The lack of decline in CV deaths is a major concern, particularly when one analyzes those statistics in detail. Not only is there a lack of decline in the overall U.S. population, but in some segments, CV deaths are actually rising, particularly in younger women and minority individuals. This is something that certainly deserves our attention.

The new Medicare Access and CHIP Reauthorization Act of 2015 (MACRA) payment system for physicians is a major development in how cardiologists manage their practices, and we are waiting with “eyes wide open” to see what changes may come with the new administration. For more details on this topic, I strongly recommend reading the excellent piece by L. Samuel Wann, MD, MACC, FESC, editor of our Practice Management section, on page 28 of this issue.

The HOPE-3 study had some interesting implications for BP and lipid management in intermediate-risk patients. It’s disappointing that a BP-lowering regimen wasn’t associated with much benefit in this population unless they already had elevated BP. Somehow, they missed the sweet spot, and it’s not clear whether this was due to too-late timing or another unknown issue. However, use of rosuvastatin (Crestor, AstraZeneca) did confer CV benefits in this cohort. I don’t believe that this dispels the concept that better and earlier management of BP and LDL is still critically important in this older patient population.
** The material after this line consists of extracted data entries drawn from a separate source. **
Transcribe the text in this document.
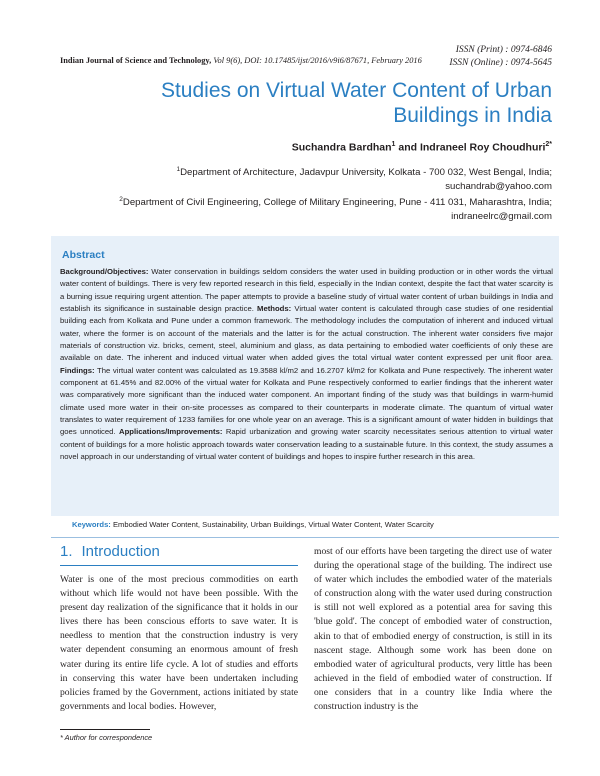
ISSN (Print) : 0974-6846
ISSN (Online) : 0974-5645
Indian Journal of Science and Technology, Vol 9(6), DOI: 10.17485/ijst/2016/v9i6/87671, February 2016
Studies on Virtual Water Content of Urban Buildings in India
Suchandra Bardhan$^1$ and Indraneel Roy Choudhuri$^{2*}$
$^1$Department of Architecture, Jadavpur University, Kolkata - 700 032, West Bengal, India;
suchandrab@yahoo.com
$^2$Department of Civil Engineering, College of Military Engineering, Pune - 411 031, Maharashtra, India;
indraneelrc@gmail.com
Abstract

Background/Objectives: Water conservation in buildings seldom considers the water used in building production or in other words the virtual water content of buildings. There is very few reported research in this field, especially in the Indian context, despite the fact that water scarcity is a burning issue requiring urgent attention. The paper attempts to provide a baseline study of virtual water content of urban buildings in India and establish its significance in sustainable design practice. Methods: Virtual water content is calculated through case studies of one residential building each from Kolkata and Pune under a common framework. The methodology includes the computation of inherent and induced virtual water, where the former is on account of the materials and the latter is for the actual construction. The inherent water considers five major materials of construction viz. bricks, cement, steel, aluminium and glass, as data pertaining to embodied water coefficients of only these are available on date. The inherent and induced virtual water when added gives the total virtual water content expressed per unit floor area. Findings: The virtual water content was calculated as 19.3588 kl/m2 and 16.2707 kl/m2 for Kolkata and Pune respectively. The inherent water component at 61.45% and 82.00% of the virtual water for Kolkata and Pune respectively conformed to earlier findings that the inherent water was comparatively more significant than the induced water component. An important finding of the study was that buildings in warm-humid climate used more water in their on-site processes as compared to their counterparts in moderate climate. The quantum of virtual water translates to water requirement of 1233 families for one whole year on an average. This is a significant amount of water hidden in buildings that goes unnoticed. Applications/Improvements: Rapid urbanization and growing water scarcity necessitates serious attention to virtual water content of buildings for a more holistic approach towards water conservation leading to a sustainable future. In this context, the study assumes a novel approach in our understanding of virtual water content of buildings and hopes to inspire further research in this area.

Keywords: Embodied Water Content, Sustainability, Urban Buildings, Virtual Water Content, Water Scarcity
1. Introduction

Water is one of the most precious commodities on earth without which life would not have been possible. With the present day realization of the significance that it holds in our lives there has been conscious efforts to save water. It is needless to mention that the construction industry is very water dependent consuming an enormous amount of fresh water during its entire life cycle. A lot of studies and efforts in conserving this water have been undertaken including policies framed by the Government, actions initiated by state governments and local bodies. However,

most of our efforts have been targeting the direct use of water during the operational stage of the building. The indirect use of water which includes the embodied water of the materials of construction along with the water used during construction is still not well explored as a potential area for saving this 'blue gold'. The concept of embodied water of construction, akin to that of embodied energy of construction, is still in its nascent stage. Although some work has been done on embodied water of agricultural products, very little has been achieved in the field of embodied water of construction. If one considers that in a country like India where the construction industry is the

* Author for correspondence
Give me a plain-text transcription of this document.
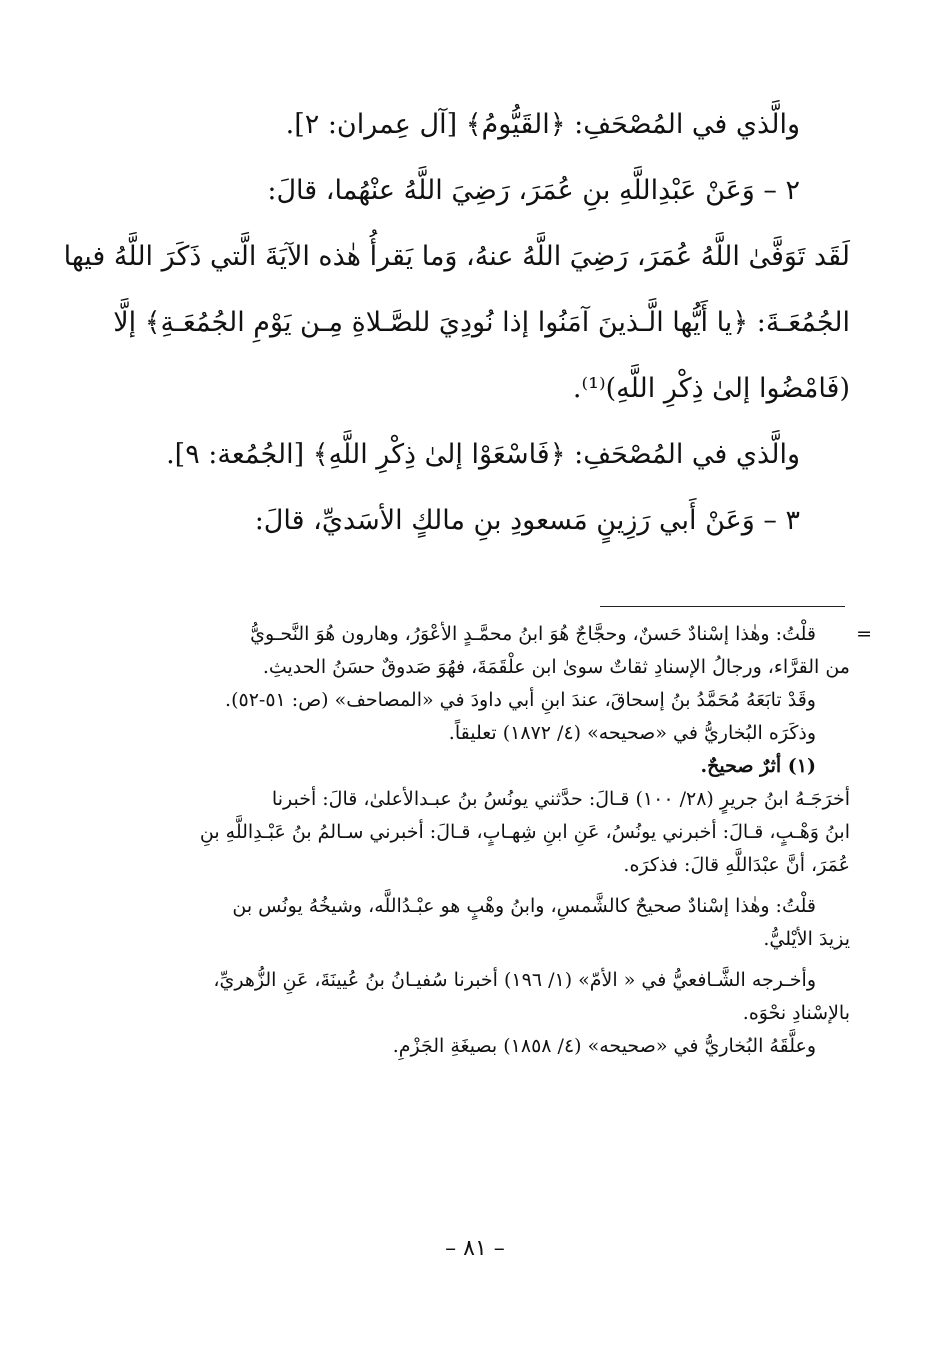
والَّذي في المُصْحَفِ: ﴿القَيُّومُ﴾ [آل عِمران: ٢].
٢ – وَعَنْ عَبْدِاللَّهِ بنِ عُمَرَ، رَضِيَ اللَّهُ عنْهُما، قالَ:
لَقَد تَوَفَّىٰ اللَّهُ عُمَرَ، رَضِيَ اللَّهُ عنهُ، وَما يَقرأُ هٰذه الآيَةَ الَّتي ذَكَرَ اللَّهُ فيها
الجُمُعَـةَ: ﴿يا أَيُّها الَّـذينَ آمَنُوا إذا نُودِيَ للصَّـلاةِ مِـن يَوْمِ الجُمُعَـةِ﴾ إلَّا
(فَامْضُوا إلىٰ ذِكْرِ اللَّهِ)⁽¹⁾.
والَّذي في المُصْحَفِ: ﴿فَاسْعَوْا إلىٰ ذِكْرِ اللَّهِ﴾ [الجُمُعة: ٩].
٣ – وَعَنْ أَبي رَزِينٍ مَسعودِ بنِ مالكٍ الأسَديِّ، قالَ:
=
قلْتُ: وهٰذا إسْنادٌ حَسنٌ، وحجَّاجٌ هُوَ ابنُ محمَّـدٍ الأعْوَرُ، وهارون هُوَ النَّحـويُّ
من القرَّاء، ورجالُ الإسنادِ ثقاتٌ سوىٰ ابن علْقَمَةَ، فهُوَ صَدوقٌ حسَنُ الحديثِ.
وقَدْ تابَعَهُ مُحَمَّدُ بنُ إسحاقَ، عندَ ابنِ أبي داودَ في «المصاحف» (ص: ٥١-٥٢).
وذكَرَه البُخاريُّ في «صحيحه» (٤/ ١٨٧٢) تعليقاً.
(١) أثرٌ صحيحٌ.
أخرَجَـهُ ابنُ جريرٍ (٢٨/ ١٠٠) قـالَ: حدَّثني يونُسُ بنُ عبـدالأعلىٰ، قالَ: أخبرنا
ابنُ وَهْـبٍ، قـالَ: أخبرني يونُسُ، عَنِ ابنِ شِهـابٍ، قـالَ: أخبرني سـالمُ بنُ عَبْـدِاللَّهِ بنِ
عُمَرَ، أنَّ عبْدَاللَّهِ قالَ: فذكرَه.
قلْتُ: وهٰذا إسْنادٌ صحيحٌ كالشَّمسِ، وابنُ وهْبٍ هو عبْـدُاللَّه، وشيخُهُ يونُس بن
يزيدَ الأيْليُّ.
وأخـرجه الشَّـافعيُّ في « الأمّ» (١/ ١٩٦) أخبرنا سُفيـانُ بنُ عُيينَةَ، عَنِ الزُّهريِّ،
بالإسْنادِ نحْوَه.
وعلَّقَهُ البُخاريُّ في «صحيحه» (٤/ ١٨٥٨) بصيغَةِ الجَزْمِ.
– ٨١ –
Although we have new recommendations for dual antiplatelet therapy duration, I don’t believe all the dust has settled yet. Stay tuned for more insights on this topic.

The PRECISION trial, which found no elevated CV risk among those assigned celecoxib vs. those assigned ibuprofen or naproxen, was an enormous effort. It went on for well more than 10 years and was estimated to cost hundreds of millions of dollars, but unfortunately the dropout rate exceeded 25%, which makes it very difficult to interpret its results. The fact that celecoxib dosing was fixed at a relatively modest dose due to regulatory guidelines, whereas ibuprofen and naproxen were used in relatively high doses, also makes the result a little less clear.

A bright future

Fueled by strong, compelling research and the development of new drugs and devices, the discipline of cardiology has come a long way in recent years; for a sense of just how far, read this issue’s cover story on 20 years of progress in the field. Given all the exhilarating activity going on right now, we can expect more of the same in 2017 and beyond.

Disclosure: Pepine reports serving as an investigator on the PRECISION trial sponsored by Pfizer.